Fazia um calor medonho em Austin – 32 graus, com umidade próxima de zero e muita poeira – e o sol só desaparece depois de 20h. Chegamos às 17h e o lugar fervia.
No palco principal, Shannon & the Clams (foto abaixo) fez uma empolgante mistura de new wave e rock de garagem dos anos 60, e já formou as primeiras rodinhas na frente do palco.
No palco Elevation, um bom público se esparramava na grama para ver o Terakaft (foto abaixo), dos desertos de Mali, na África, fazer um dos shows mais bonitos do dia. Formado por dois guitarristas malianos, um percussionista marroquino e um baixista canadense, tocaram música tuaregue, de tribos nômades do norte da África. O público não conhecia as canções, mas se deixou envolver pelos mantras e terminou o show de pé, dançando.
Voltando ao palco principal, pegamos uma parte do show dos suecos do Graveyard, que destruíram com um metal-stoner pesadão e mostraram por que foram escolhidos pelo Soundgarden para abrir uma recente turnê europeia.
De lá, corremos para a tenda Elevation para ver o trio White Hills. Eles são de Nova York, mas poderiam muito bem ser de Stonehenge ou de Salem, tão fortes as imagens cabulosas e assustadoras que sua música conjura. Space rock, psicodelia, microfonia, longas passagens instrumentais, Syd Barrett encontra Iggy Pop no ensaio do Hawkwind. Uma coisa linda e poderosa.
Ainda chocados com o assalto aos sensos promovido pelo White Hills, nos divertimos demais com o punk animado e imundo do Black Lips, que causou um pandemônio de mosh na frente do palco. Pela única vez na noite, os seguranças tiveram dificuldade em conter a multidão, tão animada que ameaçava derrubar a grade na frente da banda. Veja, aqui, um dos momentos mais tranquilos – talvez o único - do show:
Voltamos à tenda para ver os alemães do Kadavar. Não lembro quem foi o leitor do blog que me recomendou assisti-los, mas queria dizer uma coisa pra ele: obrigado, obrigado, obrigado, obrigado e obrigado, mil vezes, obrigado. O que foi aquilo? Três metaleiros com pinta de vikings, que detonaram a maior marretada sonora que levei em muito tempo. Pegue Black Sabbath, Kyuss, Blue Cheer e Melvins, ponha num pote, adicione três músicos extraordinários - incluindo um baterista que parece uma máquina e um guitarrista escolado em Hendrix e Tony Iommy – inclua uma boa dose de disciplina germânica, e você terá o Kadavar. Se esses caras não se tornarem gigantes em pouco tempo, vou ficar muito surpreso. Veja aí um trecho:
Era difícil ver qualquer coisa depois do Kadavar. No palco grande, se apresentavam os veteranos The Zombies, mas não estávamos no clima para ouvir o pop barroco de “Time of the Season”, por melhor que fosse. Acabamos no palco em frente ao rio, vendo o excelente folk-rock do Woods e impressionados com a beleza da projeção que artistas visuais faziam nas árvores do outro lado do rio. O palco iluminado, com o rio ao fundo e imagens projetadas na mata, formavam um cenário lindo.

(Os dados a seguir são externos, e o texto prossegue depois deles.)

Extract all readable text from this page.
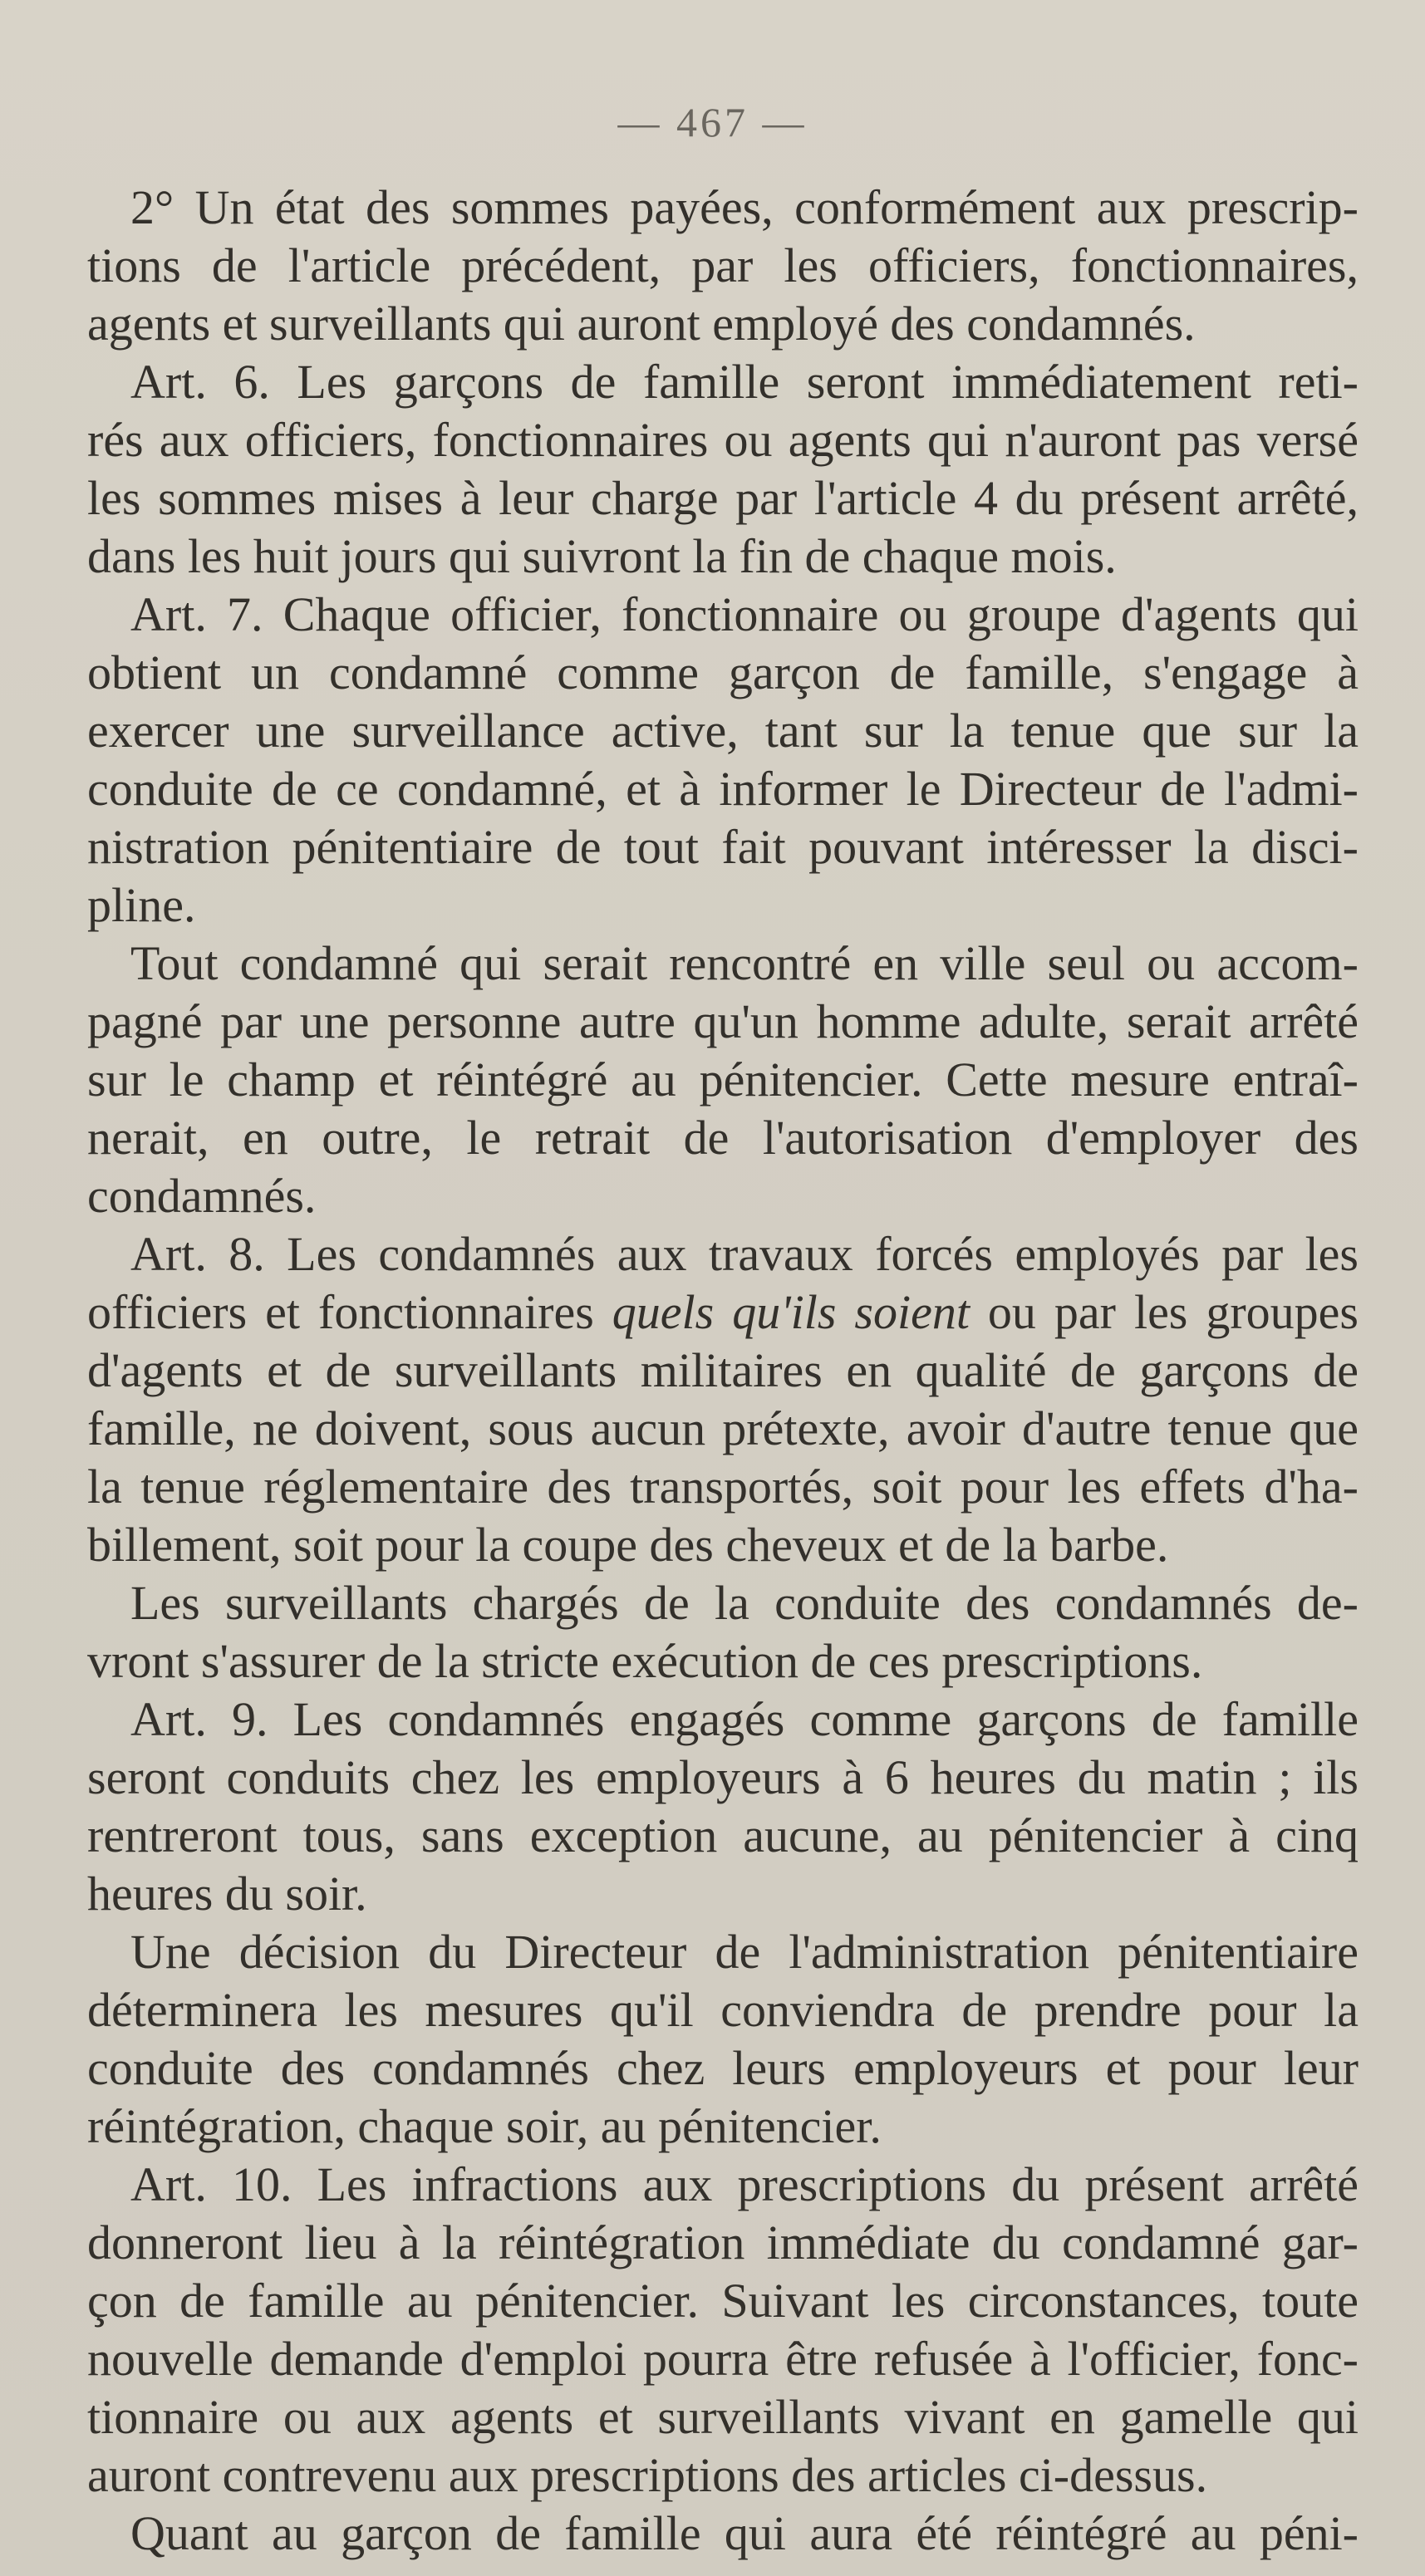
— 467 —
2° Un état des sommes payées, conformément aux prescrip-
tions de l'article précédent, par les officiers, fonctionnaires,
agents et surveillants qui auront employé des condamnés.
Art. 6. Les garçons de famille seront immédiatement reti-
rés aux officiers, fonctionnaires ou agents qui n'auront pas versé
les sommes mises à leur charge par l'article 4 du présent arrêté,
dans les huit jours qui suivront la fin de chaque mois.
Art. 7. Chaque officier, fonctionnaire ou groupe d'agents qui
obtient un condamné comme garçon de famille, s'engage à
exercer une surveillance active, tant sur la tenue que sur la
conduite de ce condamné, et à informer le Directeur de l'admi-
nistration pénitentiaire de tout fait pouvant intéresser la disci-
pline.
Tout condamné qui serait rencontré en ville seul ou accom-
pagné par une personne autre qu'un homme adulte, serait arrêté
sur le champ et réintégré au pénitencier. Cette mesure entraî-
nerait, en outre, le retrait de l'autorisation d'employer des
condamnés.
Art. 8. Les condamnés aux travaux forcés employés par les
officiers et fonctionnaires quels qu'ils soient ou par les groupes
d'agents et de surveillants militaires en qualité de garçons de
famille, ne doivent, sous aucun prétexte, avoir d'autre tenue que
la tenue réglementaire des transportés, soit pour les effets d'ha-
billement, soit pour la coupe des cheveux et de la barbe.
Les surveillants chargés de la conduite des condamnés de-
vront s'assurer de la stricte exécution de ces prescriptions.
Art. 9. Les condamnés engagés comme garçons de famille
seront conduits chez les employeurs à 6 heures du matin ; ils
rentreront tous, sans exception aucune, au pénitencier à cinq
heures du soir.
Une décision du Directeur de l'administration pénitentiaire
déterminera les mesures qu'il conviendra de prendre pour la
conduite des condamnés chez leurs employeurs et pour leur
réintégration, chaque soir, au pénitencier.
Art. 10. Les infractions aux prescriptions du présent arrêté
donneront lieu à la réintégration immédiate du condamné gar-
çon de famille au pénitencier. Suivant les circonstances, toute
nouvelle demande d'emploi pourra être refusée à l'officier, fonc-
tionnaire ou aux agents et surveillants vivant en gamelle qui
auront contrevenu aux prescriptions des articles ci-dessus.
Quant au garçon de famille qui aura été réintégré au péni-
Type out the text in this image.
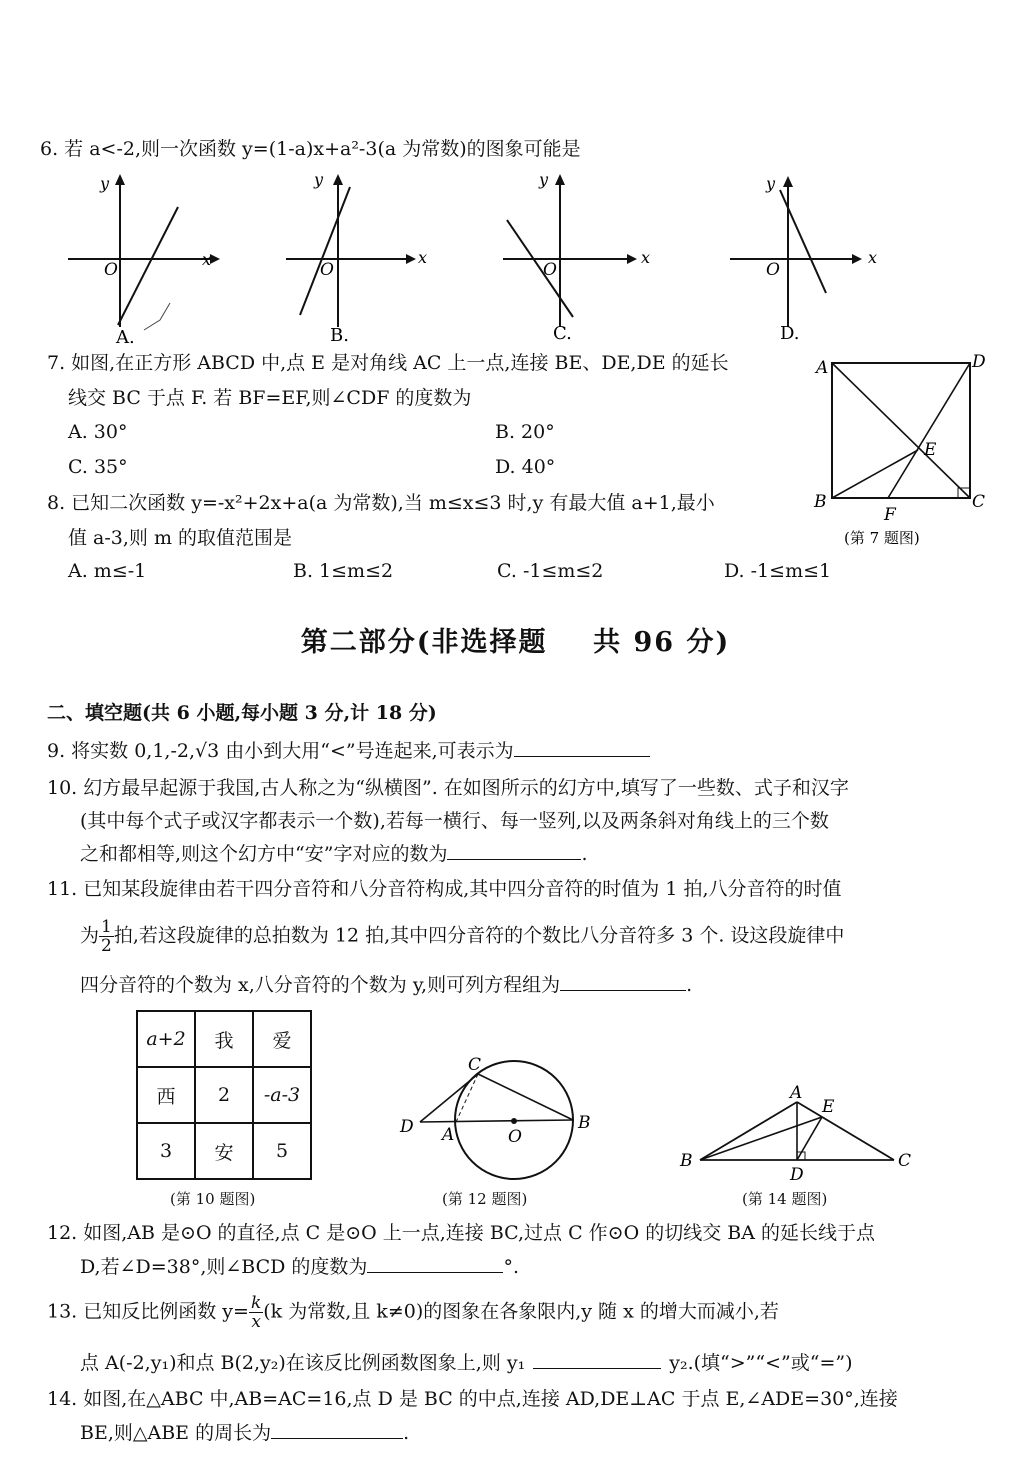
6. 若 a<-2,则一次函数 y=(1-a)x+a²-3(a 为常数)的图象可能是
O
x
y
A.
O
x
y
B.
O
x
y
C.
O
x
y
D.
7. 如图,在正方形 ABCD 中,点 E 是对角线 AC 上一点,连接 BE、DE,DE 的延长
线交 BC 于点 F. 若 BF=EF,则∠CDF 的度数为
A. 30°	B. 20°
C. 35°	D. 40°
A	D
E
B	C
F
(第 7 题图)
8. 已知二次函数 y=-x²+2x+a(a 为常数),当 m≤x≤3 时,y 有最大值 a+1,最小
值 a-3,则 m 的取值范围是
A. m≤-1	B. 1≤m≤2	C. -1≤m≤2	D. -1≤m≤1
第二部分(非选择题    共 96 分)
二、填空题(共 6 小题,每小题 3 分,计 18 分)
9. 将实数 0,1,-2,√3 由小到大用“<”号连起来,可表示为
10. 幻方最早起源于我国,古人称之为“纵横图”. 在如图所示的幻方中,填写了一些数、式子和汉字
(其中每个式子或汉字都表示一个数),若每一横行、每一竖列,以及两条斜对角线上的三个数
之和都相等,则这个幻方中“安”字对应的数为	.
11. 已知某段旋律由若干四分音符和八分音符构成,其中四分音符的时值为 1 拍,八分音符的时值
为 $\frac{1}{2}$ 拍,若这段旋律的总拍数为 12 拍,其中四分音符的个数比八分音符多 3 个. 设这段旋律中
四分音符的个数为 x,八分音符的个数为 y,则可列方程组为	.
a+2	我	爱
西	2	-a-3
3	安	5
(第 10 题图)
C
D A	O
B
(第 12 题图)
A
E
B
D
C
(第 14 题图)
12. 如图,AB 是⊙O 的直径,点 C 是⊙O 上一点,连接 BC,过点 C 作⊙O 的切线交 BA 的延长线于点
D,若∠D=38°,则∠BCD 的度数为	°.
13. 已知反比例函数 $y= \frac{k}{x} (k$ 为常数,且 k≠0)的图象在各象限内,y 随 x 的增大而减小,若
点 A(-2,y₁)和点 B(2,y₂)在该反比例函数图象上,则 y₁	y₂.(填“>”“<”或“=”)
14. 如图,在△ABC 中,AB=AC=16,点 D 是 BC 的中点,连接 AD,DE⊥AC 于点 E,∠ADE=30°,连接
BE,则△ABE 的周长为	.
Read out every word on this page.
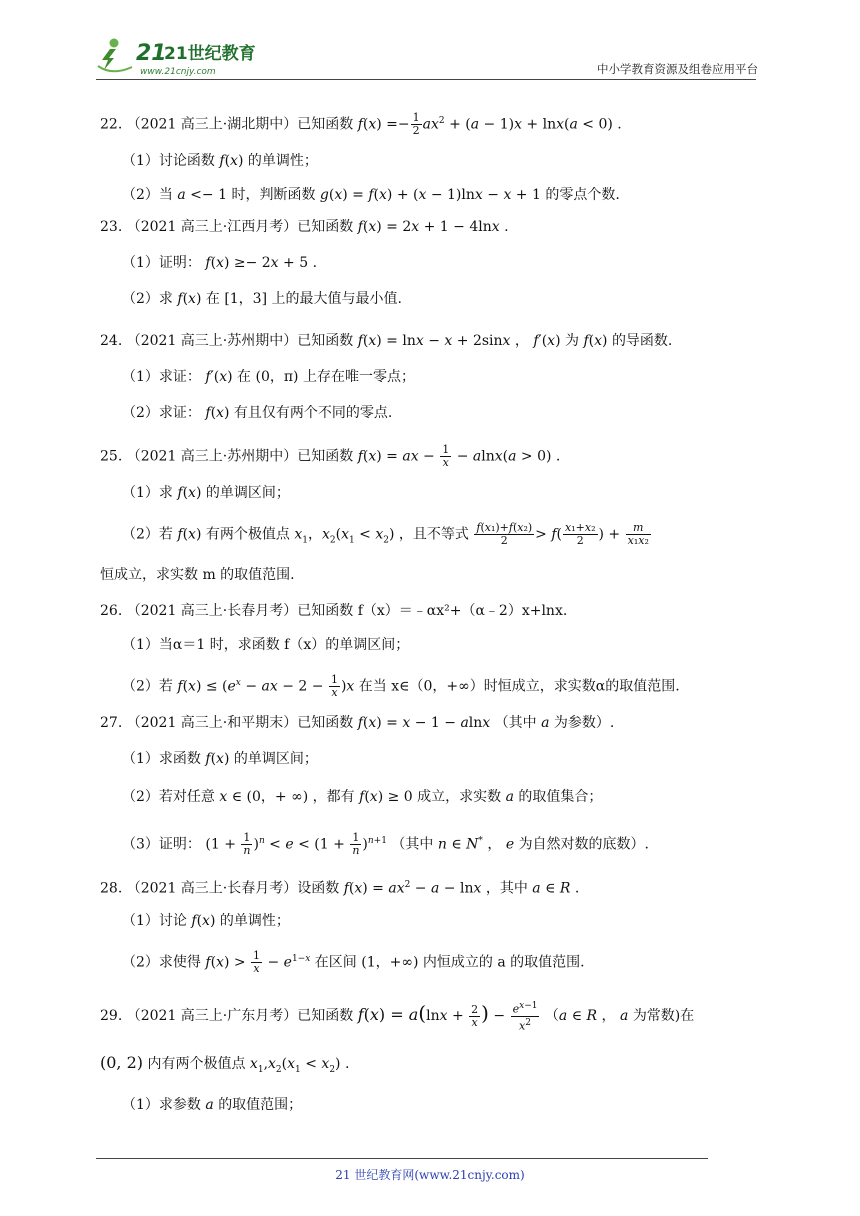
21
21世纪教育
www.21cnjy.com	中小学教育资源及组卷应用平台
22. （2021 高三上·湖北期中）已知函数 $f(x) =- \frac{1}{2} ax^2 + (a - 1)x + \ln x(a < 0)$ .
（1）讨论函数 f(x) 的单调性；
（2）当 a <− 1 时，判断函数 g(x) = f(x) + (x − 1)lnx − x + 1 的零点个数.
23. （2021 高三上·江西月考）已知函数 f(x) = 2x + 1 − 4lnx .
（1）证明： f(x) ≥− 2x + 5 .
（2）求 f(x) 在 [1，3] 上的最大值与最小值.
24. （2021 高三上·苏州期中）已知函数 f(x) = lnx − x + 2sinx ， f′(x) 为 f(x) 的导函数.
（1）求证： f′(x) 在 (0，π) 上存在唯一零点；
（2）求证： f(x) 有且仅有两个不同的零点.
25. （2021 高三上·苏州期中）已知函数 f(x) = ax − $\frac{1}{x} - alnx(a > 0)$ .
（1）求 f(x) 的单调区间；
（2）若 f(x) 有两个极值点 $x_1$，$x_2(x_1 < x_2)$ ，且不等式 $\frac{\text{f(x₁)+f(x₂)}}{2} > f( \frac{\text{x₁+x₂}}{2}$ ) + $\frac{m}{\text{x₁x₂}}$
恒成立，求实数 m 的取值范围.
26. （2021 高三上·长春月考）已知函数 f（x）＝﹣αx²+（α﹣2）x+lnx.
（1）当α＝1 时，求函数 f（x）的单调区间；
（2）若 $f(x) \le (e^x$ − ax − $2 - \frac{1}{x} )x$ 在当 x∈（0，+∞）时恒成立，求实数α的取值范围.
27. （2021 高三上·和平期末）已知函数 f(x) = x − 1 − alnx （其中 a 为参数）.
（1）求函数 f(x) 的单调区间；
（2）若对任意 x ∈ (0，+ ∞) ，都有 f(x) ≥ 0 成立，求实数 a 的取值集合；
（3）证明： $(1 + \frac{1}{n} )^n < e < (1 + \frac{1}{n} )^{n+1}$ （其中 n ∈ N* ， e 为自然对数的底数）.
28. （2021 高三上·长春月考）设函数 $f(x) = ax^2 - a - \ln x$ ，其中 a ∈ R .
（1）讨论 f(x) 的单调性；
（2）求使得 $f(x) > \frac{1}{x} - e^{1-x}$ 在区间 (1，+∞) 内恒成立的 a 的取值范围.
29. （2021 高三上·广东月考）已知函数 $f(x) = a(\ln x + \frac{2}{x}$ ) − $\frac{e^{x-1}}{x^2} (a$ ∈ R ， a 为常数)在
(0, 2) 内有两个极值点 $x_1,x_2(x_1 < x_2)$ .
（1）求参数 a 的取值范围；
21 世纪教育网(www.21cnjy.com)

Vimos ainda metade do bom show do Dandy Warhols, mas nossa filha pediu arrego e caiu dura na grama, de sono. Acabamos desistindo de ver a banda principal da noite, os heróis locais The Black Angels. Uma pena. Mas o dia já tinha sido incrível, e ainda havia o sábado...
P.S. 1: Amanhã, a segunda - e última - parte da cobertura do Austin Psych Fest.
P.S. 2: Estou em viagem e com dificuldade para moderar comentários. Tentarei publicar os comentários quando possível, mas não terei tempo de respondê-los. A seção de comentários voltará a seu estado normal de interatividade após meu retorno, em 12 de maio. Peço desculpas pelo inconveniente.